Speaker
Description
Being a proposed solution for the digital boards of the upgraded LHCb RICH sub-detectors, SRAM-based FPGA devices have become widely used in high energy physics experiments. These studies aim to present the radiation hardness measurements done on the KINTEX-7 FPGA during irradiation with protons, X-rays and ions beams. For multiple values of the total ionising dose, linear energy transfer and proton energy, the cross sections of single-event-effects are estimated. We also give separate results for specific resources type: configuration RAM, block RAM, I/O banks and logic. Conclusions are reached on the radiation tolerance of this chip family in LHC environment.
Summary
The KINTEX-7 FPGA, considered the mid-range class of the 7 Series from Xilinx, is a commercial 28 nm high-K metal gate SRAM-based device which was proposed to be included in the design of the digital boards of the upgraded LHCb RICH detectors because of its price-performance ratio. An irradiation campaign was organized to test and qualify this FPGA for the radiation environment expected at 50 fb-1 integrated LHC luminosity. The test campaign includes irradiation sessions with: high penetration and high stopping power ion beams at the Legnaro National Laboratories in Italy and at the Cyclotron Resource Centre in Louvain Belgium; proton beams with different energies at the Paul Scherrer Institute from Switzerland and at the Nuclear Physics Institute in Jülich Germany; and an X-ray test at a facility from the University of Padova.

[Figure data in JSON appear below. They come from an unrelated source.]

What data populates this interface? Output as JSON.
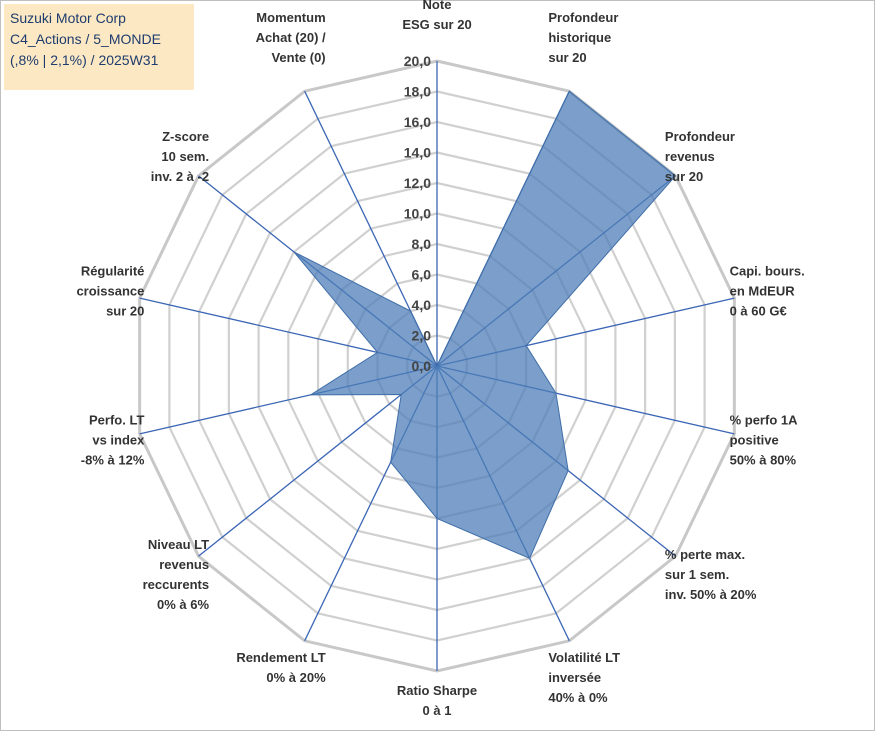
{
  "title": {
    "line1": "Suzuki Motor Corp",
    "line2": "C4_Actions / 5_MONDE",
    "line3": "(,8% | 2,1%) / 2025W31"
  },
  "colors": {
    "fill": "#4f7fb8",
    "stroke": "#3f6ea8",
    "spoke": "#3b66b5",
    "ring": "#d0d0d0",
    "outer_ring": "#c8c8c8",
    "title_bg": "#fce9c4",
    "title_text": "#1f3c6e"
  },
  "chart_data": {
    "type": "radar",
    "rmin": 0,
    "rmax": 20,
    "tick_step": 2,
    "tick_labels": [
      "0,0",
      "2,0",
      "4,0",
      "6,0",
      "8,0",
      "10,0",
      "12,0",
      "14,0",
      "16,0",
      "18,0",
      "20,0"
    ],
    "axes": [
      {
        "label": [
          "Note",
          "ESG sur 20"
        ],
        "value": 0
      },
      {
        "label": [
          "Profondeur",
          "historique",
          "sur 20"
        ],
        "value": 20
      },
      {
        "label": [
          "Profondeur",
          "revenus",
          "sur 20"
        ],
        "value": 20
      },
      {
        "label": [
          "Capi. bours.",
          "en MdEUR",
          "0 à 60 G€"
        ],
        "value": 6
      },
      {
        "label": [
          "% perfo 1A",
          "positive",
          "50% à 80%"
        ],
        "value": 8
      },
      {
        "label": [
          "% perte max.",
          "sur 1 sem.",
          "inv. 50% à 20%"
        ],
        "value": 11
      },
      {
        "label": [
          "Volatilité LT",
          "inversée",
          "40% à 0%"
        ],
        "value": 14
      },
      {
        "label": [
          "Ratio Sharpe",
          "0 à 1"
        ],
        "value": 10
      },
      {
        "label": [
          "Rendement LT",
          "0% à 20%"
        ],
        "value": 7
      },
      {
        "label": [
          "Niveau LT",
          "revenus",
          "reccurents",
          "0% à 6%"
        ],
        "value": 3
      },
      {
        "label": [
          "Perfo. LT",
          "vs index",
          "-8% à 12%"
        ],
        "value": 8.5
      },
      {
        "label": [
          "Régularité",
          "croissance",
          "sur 20"
        ],
        "value": 4
      },
      {
        "label": [
          "Z-score",
          "10 sem.",
          "inv. 2 à -2"
        ],
        "value": 12
      },
      {
        "label": [
          "Momentum",
          "Achat (20) /",
          "Vente (0)"
        ],
        "value": 4
      }
    ]
  }
}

A custom test bench along with a DAQ system was specially designed for this kind of tests allowing us to run the FPGA in JTAG mode without any additional components like external configuration memory in order to have a realistic minimal setup which decreases the probability that the test board and monitoring system ensemble fails under radiation. Since the FPGA is designed using flip-chip technology and in order to allow the heavier ions to penetrate the dice to the bottom active layer the wafer was thinned from 250 to about 60 µm. During irradiation, the electrical parameters of the FPGA, voltages and currents, were monitored and saved for later analyses along with the CRAM mitigation report provided by the Soft Error Mitigation IP Core.
With ion beams providing Linear Energy Transfer (LET) values ranging from 1.3 to 32.4 MeV*cm^2/mg the FPGA was tested for single-event effects, especially the single-event latch-ups and single-event upsets, hence the calculated cross sections for both effects will be provided. With several dedicated firmwares calling specific resources like configuration RAM, block RAM, flip-flops chains, I/O banks, we have measured individually each corresponding cross-section.

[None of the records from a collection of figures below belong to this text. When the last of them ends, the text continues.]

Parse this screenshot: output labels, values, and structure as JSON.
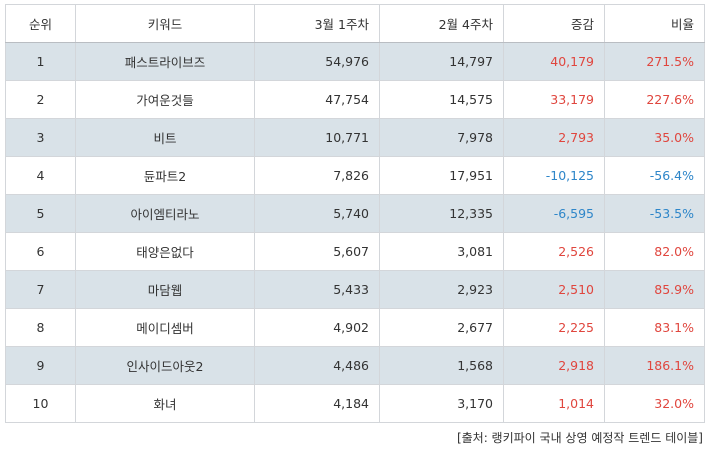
{
  "headers": [
    "순위",
    "키워드",
    "3월 1주차",
    "2월 4주차",
    "증감",
    "비율"
  ],
  "rows": [
    {
      "rank": "1",
      "keyword": "패스트라이브즈",
      "w1": "54,976",
      "w0": "14,797",
      "diff": "40,179",
      "ratio": "271.5%",
      "sign": "pos"
    },
    {
      "rank": "2",
      "keyword": "가여운것들",
      "w1": "47,754",
      "w0": "14,575",
      "diff": "33,179",
      "ratio": "227.6%",
      "sign": "pos"
    },
    {
      "rank": "3",
      "keyword": "비트",
      "w1": "10,771",
      "w0": "7,978",
      "diff": "2,793",
      "ratio": "35.0%",
      "sign": "pos"
    },
    {
      "rank": "4",
      "keyword": "듄파트2",
      "w1": "7,826",
      "w0": "17,951",
      "diff": "-10,125",
      "ratio": "-56.4%",
      "sign": "neg"
    },
    {
      "rank": "5",
      "keyword": "아이엠티라노",
      "w1": "5,740",
      "w0": "12,335",
      "diff": "-6,595",
      "ratio": "-53.5%",
      "sign": "neg"
    },
    {
      "rank": "6",
      "keyword": "태양은없다",
      "w1": "5,607",
      "w0": "3,081",
      "diff": "2,526",
      "ratio": "82.0%",
      "sign": "pos"
    },
    {
      "rank": "7",
      "keyword": "마담웹",
      "w1": "5,433",
      "w0": "2,923",
      "diff": "2,510",
      "ratio": "85.9%",
      "sign": "pos"
    },
    {
      "rank": "8",
      "keyword": "메이디셈버",
      "w1": "4,902",
      "w0": "2,677",
      "diff": "2,225",
      "ratio": "83.1%",
      "sign": "pos"
    },
    {
      "rank": "9",
      "keyword": "인사이드아웃2",
      "w1": "4,486",
      "w0": "1,568",
      "diff": "2,918",
      "ratio": "186.1%",
      "sign": "pos"
    },
    {
      "rank": "10",
      "keyword": "화녀",
      "w1": "4,184",
      "w0": "3,170",
      "diff": "1,014",
      "ratio": "32.0%",
      "sign": "pos"
    }
  ],
  "source": "[출처: 랭키파이 국내 상영 예정작 트렌드 테이블]",
  "colors": {
    "positive": "#e0463e",
    "negative": "#2e86c9",
    "stripe": "#d9e2e8"
  }
}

Using 35 MeV and 200 MeV protons the FPGA was tested to get a maximum tolerance value for total ionizing dose and displacement damage. For single-event-effects, dedicated firmware was used to test logic with flip-flop chains, configuration RAM, block RAM and I/O blocks. The results of the device testing and its electrical characteristics during and after irradiation will be provided in this talk. A special attention was given to the I/O block ring oscillators which were tested, and I/O bank reliability will be discussed.
The X-ray tests helped us to confirm and tag the effects seen during proton tests, with most of them dependent on the total ionizing dose only.